Greg Ferro is a successful Italian film director. Other than his work, mainly in the field of advertising, Greg is currently working on his second full-length movie and on other personal projects.
Being a long-time instant photography lover, he took the Lomo'Instant Square along with him when traveling at Venice Beach, as the beloved eccentric atmosphere of the unique Californian location particularly inspires him. Time here seems to stop, people are relaxed and happy: the perfect subjects for taking some quirky instant snaps!
Hello Greg! What are you working on at the moment?
A lot of things are going on...
This year I am finally going to finish a documentary which I started more than 10 years ago. It tells the story of Thay children who practice Muay Thai. Beyond that, I am working on a fashion movie filmed in Japan, the script of my new full-length movie, and my latest photography project, Threesome (shot with the Lomo’Instant Wide). I am also working on several commercials for which, fortunately, I get commissioned every month.
What is the most important project that you have worked on so far?
I am a film director: this is my primary vocation and passion. Between the 2014 and 2017, I worked on my first full-length film, "Family Girl", an experimental road movie, filmed between the US and Thailand. This is the project I most proud of and I really hope that an important international festival will choose it as one of its selected movies.
Which are your professional goals for the future?
From a cinematographic point of view, I aim to get my new full-length movie to production by a year. For photography, I hope to finish two exhibitions by next spring: Threesome and another one focused on street photography.
Is there a moment of your career you would like to share with us?
I have been studying music for almost my entire life. One morning, I woke up and found that I had failed everything. What did I do then? I started again from scratch … I quit playing music that day, and since then my life has been encapsulated in images and movement.
How did you get to know Lomography, and what does it represent for you?
I am lucky enough to have started filming movies when only the analogue medium existed. I love the noise and the smell of film. When I took up photography, I started with digital cameras, but after a short time, I realized that something was missing. A digital camera produces only binary sequences of 0 and 1, but with a film camera there is a mutual relationship between yourself and the world outside, and the challenge of capturing the right amount of light. I started with the Lomography toy cameras, then instant cameras and finally the 6x6 format — my favorite. Lomography has represented something important to me since it made me re-discover analogue photography in an ever-more digital world.
What did you shoot with the Lomo'Instant Square?
I shot at Venice Beach, one of the most important places for me from both a professional and personal perspective.
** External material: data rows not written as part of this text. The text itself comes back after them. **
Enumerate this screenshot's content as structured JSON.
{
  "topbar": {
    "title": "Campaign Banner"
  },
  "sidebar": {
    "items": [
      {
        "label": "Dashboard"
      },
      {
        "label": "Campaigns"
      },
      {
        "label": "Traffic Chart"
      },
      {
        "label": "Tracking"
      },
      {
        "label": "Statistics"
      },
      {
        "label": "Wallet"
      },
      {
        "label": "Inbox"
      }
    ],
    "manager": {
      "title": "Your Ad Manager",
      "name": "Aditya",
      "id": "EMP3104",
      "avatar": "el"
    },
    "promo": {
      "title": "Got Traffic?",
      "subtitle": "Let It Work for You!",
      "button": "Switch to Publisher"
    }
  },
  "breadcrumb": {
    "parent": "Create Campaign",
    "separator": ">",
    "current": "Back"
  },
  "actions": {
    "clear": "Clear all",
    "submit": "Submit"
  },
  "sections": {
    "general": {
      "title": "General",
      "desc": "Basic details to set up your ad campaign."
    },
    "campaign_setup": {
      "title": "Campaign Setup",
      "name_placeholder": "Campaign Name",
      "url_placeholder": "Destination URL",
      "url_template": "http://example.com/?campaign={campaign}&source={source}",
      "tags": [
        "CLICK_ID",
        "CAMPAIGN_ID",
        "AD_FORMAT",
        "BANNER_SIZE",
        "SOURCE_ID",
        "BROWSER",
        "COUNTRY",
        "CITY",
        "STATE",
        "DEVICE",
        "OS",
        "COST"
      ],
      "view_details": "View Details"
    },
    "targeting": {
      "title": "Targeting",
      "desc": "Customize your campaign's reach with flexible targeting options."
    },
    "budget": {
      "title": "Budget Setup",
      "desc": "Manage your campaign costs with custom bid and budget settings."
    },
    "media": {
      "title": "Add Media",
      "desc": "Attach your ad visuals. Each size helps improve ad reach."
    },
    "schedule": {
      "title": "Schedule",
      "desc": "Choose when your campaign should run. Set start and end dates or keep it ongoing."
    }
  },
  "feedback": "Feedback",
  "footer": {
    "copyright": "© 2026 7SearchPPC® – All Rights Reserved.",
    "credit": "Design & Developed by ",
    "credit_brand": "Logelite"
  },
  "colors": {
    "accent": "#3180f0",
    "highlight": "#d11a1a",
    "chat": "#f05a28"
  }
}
Here, time seems to stop (in spite of the overpriced hipster shops that open to the detriment of the surf houses). It is a stunning and cinematic location, with human beings that actually not seem so human…It is like being on a movie in a no man’s land; on another planet where people come from everywhere just to relax and live in harmony. Maybe my vision is too romantic, but it really helps me to shoot and to live California at its best: a living dream, in every single moment.
How did you choose people to take photos of? Which was their reaction?
I have always been a street photographer, with a particular focus on portraits. I do not know how the alchemy with the person I want to take a photo of starts. I walk around relaxed, taking in my surroundings. When someone catches my attention, it is enough to smile at them and touch the camera. Nine times out of 10, the person is surprised and happy to be immortalized. Of course, this is not the case everywhere, but at Venice Beach, it is.
With instant photography, I have a particular way of shooting. Usually, I use the first film pack for testing to find the best settings. After that, I really start shooting, but without watching the film developing. I put the instants in a little box (always the same). Then, when I get home in the evening, I go through them all, taking my time.
Sometimes I am quite confident that I have shot a good photo, and then I discover that it was not that good as I thought… Luckily, most of the time, I also discover that a shot I was not satisfied with can surprise me hours later. For me, this is the meaning and charm of instant photography.
For you, what is the main advantage of the square format?
Square format? The answer is easy: FINALLY! Instant photography was born with the square format and I like that it has come back where it started. I really love the wide instant format, as it is extremely cinematographic, but the square format is perfect for portraits in the same way that medium-format 6x6 cameras are. It pushes you to compose the image in a different way: less naturally, as the field of view is limited. This involves a process of reflection: a practice that is getting lost in the digital medium.